Court Opinion

ID: 9507996
Source: CourtListenerOpinion
Date Created: 2023-08-06 21:27:04.966409+00
Date Added: 2024-06-11T09:07:26.573848
License: Public Domain

MR. JUSTICE MORRISON,
specially concurring:
I concur in the result but feel that some explanation is needed with respect to what we have said about instructing on strict liability. At the outset I wish to make it clear that I concur in the result only because strict liability was not submitted to the jury on the verdict *378form and the plaintiff did not object. Therefore, the instructions on strict liability do not present a basis for reversal.
Instruction No. 16, quoted accurately in the majority opinion, apparently adopts the rationale found in Justice Shea’s specially concurring opinion in Stenberg v. Beatrice Foods Co. (1978), 176 Mont. 123, 576 P.2d 725. Prior to this time it was thought that the requirement set forth in Restatement (Second) of Torts, Section 402A (1965) governed liability. In other words plaintiff’s proposed instruction No. 24 was a correct statement of the law. This required that plaintiff prove both “defective condition” and “unreasonably dangerous.” The instruction given by the trial court in this case eliminated defect by simply stating that defective means “unreasonably dangerous.” I agree that future strict liability instructions in Montana should eliminate defect as a necessary part of the plaintiff’s proof and submit the case under the “unreasonably dangerous” standard. This is what Justice Shea advocated in his specially concurring opinion in Stenberg and I believe the rationale is sound. I do fear that there will be some confusion by what the majority has done in the instant case but it seems clear that the majority is blessing this approach.

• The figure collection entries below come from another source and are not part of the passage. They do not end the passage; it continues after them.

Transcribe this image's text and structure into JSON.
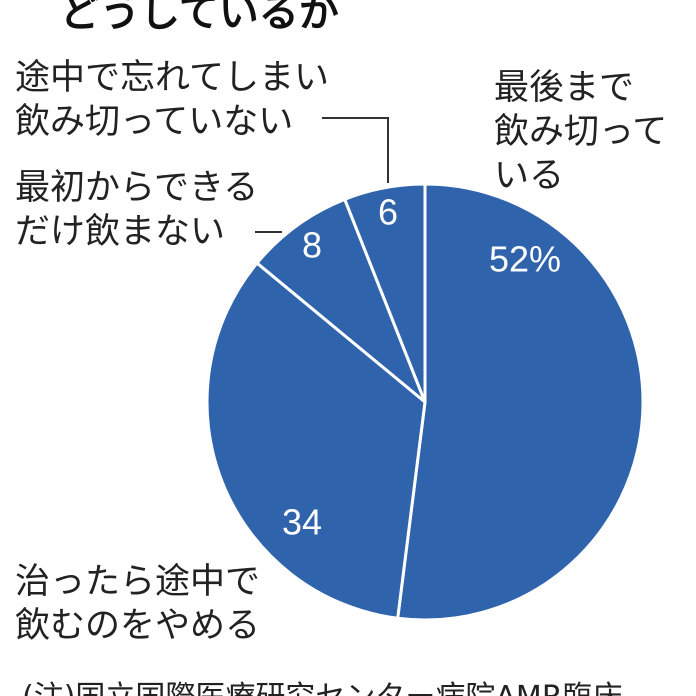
{
  "chart_data": {
    "type": "pie",
    "title": "どうしているか",
    "categories": [
      "最後まで\n飲み切って\nいる",
      "治ったら途中で\n飲むのをやめる",
      "最初からできる\nだけ飲まない",
      "途中で忘れてしまい\n飲み切っていない"
    ],
    "values": [
      52,
      34,
      8,
      6
    ],
    "value_labels": [
      "52%",
      "34",
      "8",
      "6"
    ],
    "color": "#2f63ac",
    "note": "(注)国立国際医療研究センター病院AMR臨床"
  }
}
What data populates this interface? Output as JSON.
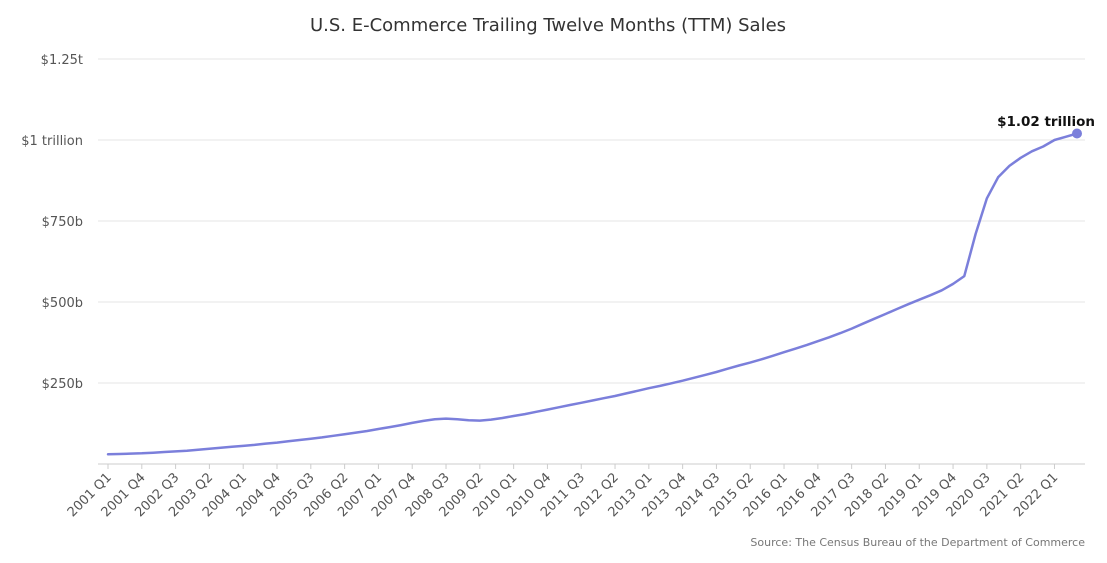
{
  "chart_data": {
    "type": "line",
    "title": "U.S. E-Commerce Trailing Twelve Months (TTM) Sales",
    "source": "Source: The Census Bureau of the Department of Commerce",
    "ylim": [
      0,
      1250
    ],
    "yunit": "billions USD",
    "y_ticks": [
      {
        "value": 250,
        "label": "$250b"
      },
      {
        "value": 500,
        "label": "$500b"
      },
      {
        "value": 750,
        "label": "$750b"
      },
      {
        "value": 1000,
        "label": "$1 trillion"
      },
      {
        "value": 1250,
        "label": "$1.25t"
      }
    ],
    "x_tick_labels": [
      "2001 Q1",
      "2001 Q4",
      "2002 Q3",
      "2003 Q2",
      "2004 Q1",
      "2004 Q4",
      "2005 Q3",
      "2006 Q2",
      "2007 Q1",
      "2007 Q4",
      "2008 Q3",
      "2009 Q2",
      "2010 Q1",
      "2010 Q4",
      "2011 Q3",
      "2012 Q2",
      "2013 Q1",
      "2013 Q4",
      "2014 Q3",
      "2015 Q2",
      "2016 Q1",
      "2016 Q4",
      "2017 Q3",
      "2018 Q2",
      "2019 Q1",
      "2019 Q4",
      "2020 Q3",
      "2021 Q2",
      "2022 Q1"
    ],
    "grid": true,
    "color": "#7b7fdb",
    "annotation": {
      "label": "$1.02 trillion",
      "value": 1020
    },
    "series": [
      {
        "x": [
          "2001 Q1",
          "2001 Q2",
          "2001 Q3",
          "2001 Q4",
          "2002 Q1",
          "2002 Q2",
          "2002 Q3",
          "2002 Q4",
          "2003 Q1",
          "2003 Q2",
          "2003 Q3",
          "2003 Q4",
          "2004 Q1",
          "2004 Q2",
          "2004 Q3",
          "2004 Q4",
          "2005 Q1",
          "2005 Q2",
          "2005 Q3",
          "2005 Q4",
          "2006 Q1",
          "2006 Q2",
          "2006 Q3",
          "2006 Q4",
          "2007 Q1",
          "2007 Q2",
          "2007 Q3",
          "2007 Q4",
          "2008 Q1",
          "2008 Q2",
          "2008 Q3",
          "2008 Q4",
          "2009 Q1",
          "2009 Q2",
          "2009 Q3",
          "2009 Q4",
          "2010 Q1",
          "2010 Q2",
          "2010 Q3",
          "2010 Q4",
          "2011 Q1",
          "2011 Q2",
          "2011 Q3",
          "2011 Q4",
          "2012 Q1",
          "2012 Q2",
          "2012 Q3",
          "2012 Q4",
          "2013 Q1",
          "2013 Q2",
          "2013 Q3",
          "2013 Q4",
          "2014 Q1",
          "2014 Q2",
          "2014 Q3",
          "2014 Q4",
          "2015 Q1",
          "2015 Q2",
          "2015 Q3",
          "2015 Q4",
          "2016 Q1",
          "2016 Q2",
          "2016 Q3",
          "2016 Q4",
          "2017 Q1",
          "2017 Q2",
          "2017 Q3",
          "2017 Q4",
          "2018 Q1",
          "2018 Q2",
          "2018 Q3",
          "2018 Q4",
          "2019 Q1",
          "2019 Q2",
          "2019 Q3",
          "2019 Q4",
          "2020 Q1",
          "2020 Q2",
          "2020 Q3",
          "2020 Q4",
          "2021 Q1",
          "2021 Q2",
          "2021 Q3",
          "2021 Q4",
          "2022 Q1",
          "2022 Q2",
          "2022 Q3"
        ],
        "values": [
          30,
          31,
          32,
          33,
          35,
          37,
          39,
          41,
          44,
          47,
          50,
          53,
          56,
          59,
          63,
          66,
          70,
          74,
          78,
          82,
          87,
          92,
          97,
          102,
          108,
          114,
          120,
          127,
          133,
          138,
          140,
          138,
          135,
          134,
          137,
          142,
          148,
          154,
          161,
          168,
          175,
          182,
          189,
          196,
          203,
          210,
          218,
          226,
          234,
          241,
          249,
          257,
          266,
          275,
          284,
          294,
          304,
          313,
          323,
          334,
          345,
          356,
          367,
          379,
          391,
          404,
          418,
          433,
          448,
          463,
          478,
          493,
          507,
          521,
          536,
          556,
          580,
          710,
          820,
          885,
          920,
          945,
          965,
          980,
          1000,
          1010,
          1020
        ]
      }
    ]
  }
}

The problem with court’s instruction No. 16 is that the instruction is incomplete. The instruction does not adequately submit the plaintiff’s theory of strict liability to the jury because it does not do any more than define terms. Plaintiff is entitled to an instruction that states that plaintiff is entitled to recover if certain elements are proven. The instruction failed in this respect and would have constituted reversible error had strict liability been submitted to the jury. Since plaintiff acquiesced in submission of the case to the jury on a special verdict form which did not include strict liability, plaintiff can not now complain about the incomplete nature of court’s instruction No. 16.
I therefore concur in the result and further wish to give my judicial stamp of approval to the majority’s elimination of “defective condition” as a necessary element of plaintiff’s proof in a strict liability case.